Hi Foxglove,
I can really relate to you.
For me, however, I approach such things with questions like...
"Even if people do stare at me and think me strange, what difference is it to me?"
instead of:
"But are people really looking at me and thinking me strange?"
....I think that the whole point is that ideally, it doesn't matter what others think of me; that whilst this is part of who I am as a person, it is only part of who I am and there is also the ME that I (and others) know in private.
And the first question asks my self: so I am different, but am I really so strange or so shameful in my difference?
but the second question keeps focusing back onto what other people think of me and continues to worry about my self based solely on other peoples' opinions ....what of MY opinion of my self. Surely "THE TRUTH" if it exists can only ever be a combination of my opinion with those of anothers'/others'...?

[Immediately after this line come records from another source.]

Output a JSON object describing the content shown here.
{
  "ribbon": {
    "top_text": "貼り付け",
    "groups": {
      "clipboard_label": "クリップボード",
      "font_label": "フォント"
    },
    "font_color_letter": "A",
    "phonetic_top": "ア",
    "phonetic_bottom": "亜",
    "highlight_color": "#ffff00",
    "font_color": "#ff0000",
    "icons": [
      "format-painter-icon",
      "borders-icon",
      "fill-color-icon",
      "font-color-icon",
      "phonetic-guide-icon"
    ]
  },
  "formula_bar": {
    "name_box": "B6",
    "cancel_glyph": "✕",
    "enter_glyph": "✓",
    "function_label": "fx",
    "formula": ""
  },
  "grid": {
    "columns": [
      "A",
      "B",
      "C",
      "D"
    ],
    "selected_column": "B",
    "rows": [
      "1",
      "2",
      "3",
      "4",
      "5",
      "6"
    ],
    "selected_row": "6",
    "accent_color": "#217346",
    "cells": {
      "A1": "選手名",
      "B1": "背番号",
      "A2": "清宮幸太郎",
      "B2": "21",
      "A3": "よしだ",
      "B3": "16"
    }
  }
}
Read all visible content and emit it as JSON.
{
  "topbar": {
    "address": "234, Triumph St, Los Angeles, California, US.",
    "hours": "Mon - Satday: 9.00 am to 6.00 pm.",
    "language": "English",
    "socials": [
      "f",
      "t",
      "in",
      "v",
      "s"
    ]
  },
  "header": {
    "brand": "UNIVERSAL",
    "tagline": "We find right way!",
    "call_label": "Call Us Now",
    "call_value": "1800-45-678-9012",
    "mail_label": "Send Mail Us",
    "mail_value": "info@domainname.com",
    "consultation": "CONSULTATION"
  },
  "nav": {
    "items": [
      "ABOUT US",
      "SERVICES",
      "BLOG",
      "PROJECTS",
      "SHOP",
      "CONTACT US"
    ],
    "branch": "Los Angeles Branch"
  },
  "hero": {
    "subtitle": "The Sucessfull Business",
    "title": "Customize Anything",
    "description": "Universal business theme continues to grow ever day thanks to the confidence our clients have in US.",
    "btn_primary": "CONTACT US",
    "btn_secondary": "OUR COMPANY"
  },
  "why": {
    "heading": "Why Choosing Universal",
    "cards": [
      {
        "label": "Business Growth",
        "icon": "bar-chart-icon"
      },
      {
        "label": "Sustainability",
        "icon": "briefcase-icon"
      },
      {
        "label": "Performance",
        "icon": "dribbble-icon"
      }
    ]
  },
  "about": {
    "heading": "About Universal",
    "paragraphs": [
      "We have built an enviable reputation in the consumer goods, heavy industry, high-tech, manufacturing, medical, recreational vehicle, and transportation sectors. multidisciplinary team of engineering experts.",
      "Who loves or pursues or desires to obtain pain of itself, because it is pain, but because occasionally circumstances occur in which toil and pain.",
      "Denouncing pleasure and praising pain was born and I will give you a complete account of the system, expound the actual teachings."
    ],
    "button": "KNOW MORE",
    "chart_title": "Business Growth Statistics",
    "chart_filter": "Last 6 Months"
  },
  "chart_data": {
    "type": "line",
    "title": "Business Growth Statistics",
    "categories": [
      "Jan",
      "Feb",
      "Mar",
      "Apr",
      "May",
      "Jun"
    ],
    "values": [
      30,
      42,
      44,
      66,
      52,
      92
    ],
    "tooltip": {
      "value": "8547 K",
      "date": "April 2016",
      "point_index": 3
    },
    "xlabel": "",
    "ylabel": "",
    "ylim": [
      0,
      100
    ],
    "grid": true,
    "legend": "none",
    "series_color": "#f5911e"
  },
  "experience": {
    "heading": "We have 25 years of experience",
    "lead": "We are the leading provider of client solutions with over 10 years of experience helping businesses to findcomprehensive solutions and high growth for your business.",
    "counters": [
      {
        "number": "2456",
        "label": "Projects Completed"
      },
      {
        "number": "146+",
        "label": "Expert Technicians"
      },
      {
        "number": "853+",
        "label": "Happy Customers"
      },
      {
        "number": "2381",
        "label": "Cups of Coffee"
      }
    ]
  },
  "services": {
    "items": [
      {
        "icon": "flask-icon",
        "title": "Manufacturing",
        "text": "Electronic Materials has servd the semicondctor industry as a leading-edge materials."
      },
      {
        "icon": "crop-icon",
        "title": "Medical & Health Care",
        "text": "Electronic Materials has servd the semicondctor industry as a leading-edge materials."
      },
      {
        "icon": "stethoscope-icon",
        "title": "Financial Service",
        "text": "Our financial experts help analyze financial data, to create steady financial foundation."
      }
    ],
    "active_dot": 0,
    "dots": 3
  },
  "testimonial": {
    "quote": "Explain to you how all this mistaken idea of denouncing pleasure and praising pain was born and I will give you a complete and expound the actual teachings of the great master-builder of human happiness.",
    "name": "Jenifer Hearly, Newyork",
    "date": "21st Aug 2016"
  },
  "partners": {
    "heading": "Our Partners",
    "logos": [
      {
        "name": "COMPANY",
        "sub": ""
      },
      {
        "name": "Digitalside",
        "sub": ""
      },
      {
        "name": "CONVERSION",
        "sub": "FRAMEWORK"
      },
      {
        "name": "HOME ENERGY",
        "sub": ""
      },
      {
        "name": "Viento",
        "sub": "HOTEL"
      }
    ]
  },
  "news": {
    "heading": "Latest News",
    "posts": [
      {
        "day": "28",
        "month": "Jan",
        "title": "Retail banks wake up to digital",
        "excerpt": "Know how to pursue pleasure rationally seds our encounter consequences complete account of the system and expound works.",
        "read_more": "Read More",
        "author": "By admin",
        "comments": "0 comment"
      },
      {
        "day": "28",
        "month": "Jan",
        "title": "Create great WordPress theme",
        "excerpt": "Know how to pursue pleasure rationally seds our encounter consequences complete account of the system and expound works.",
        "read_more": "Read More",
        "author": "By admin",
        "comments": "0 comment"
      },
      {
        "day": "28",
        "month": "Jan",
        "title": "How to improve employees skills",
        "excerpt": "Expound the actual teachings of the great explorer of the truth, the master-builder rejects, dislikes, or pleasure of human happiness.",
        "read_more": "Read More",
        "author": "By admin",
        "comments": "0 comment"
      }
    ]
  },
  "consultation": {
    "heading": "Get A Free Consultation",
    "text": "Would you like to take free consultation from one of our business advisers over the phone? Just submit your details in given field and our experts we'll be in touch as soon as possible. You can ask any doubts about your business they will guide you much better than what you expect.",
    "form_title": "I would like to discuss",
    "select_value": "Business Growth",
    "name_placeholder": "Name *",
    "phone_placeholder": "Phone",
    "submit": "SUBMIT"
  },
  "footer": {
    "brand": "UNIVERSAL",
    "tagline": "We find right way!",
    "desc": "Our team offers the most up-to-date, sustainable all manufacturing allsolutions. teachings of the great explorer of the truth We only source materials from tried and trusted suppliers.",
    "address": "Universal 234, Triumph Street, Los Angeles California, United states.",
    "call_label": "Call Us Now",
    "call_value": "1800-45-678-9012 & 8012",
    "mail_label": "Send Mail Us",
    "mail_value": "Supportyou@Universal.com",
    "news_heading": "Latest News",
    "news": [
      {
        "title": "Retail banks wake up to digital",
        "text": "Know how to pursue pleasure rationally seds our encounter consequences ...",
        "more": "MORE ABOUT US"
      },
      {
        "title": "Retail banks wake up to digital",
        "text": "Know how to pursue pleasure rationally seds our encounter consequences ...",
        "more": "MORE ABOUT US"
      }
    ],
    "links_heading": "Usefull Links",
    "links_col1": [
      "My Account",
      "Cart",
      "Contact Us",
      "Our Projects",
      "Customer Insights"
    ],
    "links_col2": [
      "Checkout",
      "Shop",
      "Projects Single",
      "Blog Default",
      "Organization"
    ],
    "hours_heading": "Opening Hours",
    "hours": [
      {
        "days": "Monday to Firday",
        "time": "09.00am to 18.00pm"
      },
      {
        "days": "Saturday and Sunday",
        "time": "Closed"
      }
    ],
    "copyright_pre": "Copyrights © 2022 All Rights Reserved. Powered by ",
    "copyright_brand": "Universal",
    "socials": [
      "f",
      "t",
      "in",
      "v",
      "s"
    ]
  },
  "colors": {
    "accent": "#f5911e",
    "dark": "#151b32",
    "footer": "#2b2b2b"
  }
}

And another thing that I think is imperative, that part of my shame, part of my 'social phobia' (-'social shame'-?) is that I struggle to accept how me sensitivity fits into this world. ...perhaps it is "ego sensitivity" -but whatever exactly it is, it is 'sensitivity'... so, if I think people look at me, sometimes this is actually true, other times it is based on past experience and my worries about being accepted.
....But there seems to be a definite link between doubting my self and believing my self 'weired' (being ashamed of my self) and others then thinking me weired and looking at me funny. ...I sometimes get doubtful and panicky and walk into some situation with tension and feeling self-concious ....then, others sometimes do look at me 'funny'.
And I think that observing this can help to see that people are somewhat sheep-like in what they believe about someone -how first impressions are very superficial and how people tend to believe what others put across for them to believe. ...In other words, people often are privy to believing lies or they pay attention to superficial aspects of interaction (as if this is the way to determine who is who!). And for this reason, people looking at you strangely is just a superficial assessment of who you are: like the animal side to people, just like an animal senses fear and responds to it. So, don't be afraid of animal instincts. Respect them, but they are only operative: they are reflex responses and they are superficial.
The other thing is that accepting your sensitivity ...the distinct possibility that perhaps you are more emotionall intune, that perhaps part of the reason why some people suffer social phobia is because they have a higher than average (or otherwise more sensitized) sensitivity to sensations. Perhaps you really do sense a lot of external cues -emotions, 'vibes', instinctual types of things- and perhaps there is the need to come to terms with this instinctual, emotional side -to accept the animal within- whilst also being able to soothe its feelings; to accept all of your feelings and then to filter through which matter and which are of less consequence.
And that, I believe, is the real ticket: acknowledging your feelings and your perceptions -suspending your judgement as to what is 'normal' and hwether your sensitivity is "normal" (don't place any more shame on this aspect of you) and to accept your impressions, emotions and perceptions and then to work on filtering through your feelings -and all the external data that you are probably very sensitive and very inclined to pick-up on- and then you will be able to put things into better perspective.
Unconditional acceptance of yourself and all that you feel is imperative; only then can you choose what parts of your experience and feelings stand-out the most and matter the most. ...do fleeting impressions matter so much? ...but accepting your sensitivity towards them first and not judging this strong part of yourself is the only way to make it so that fleeting impressions don't have to linger-on.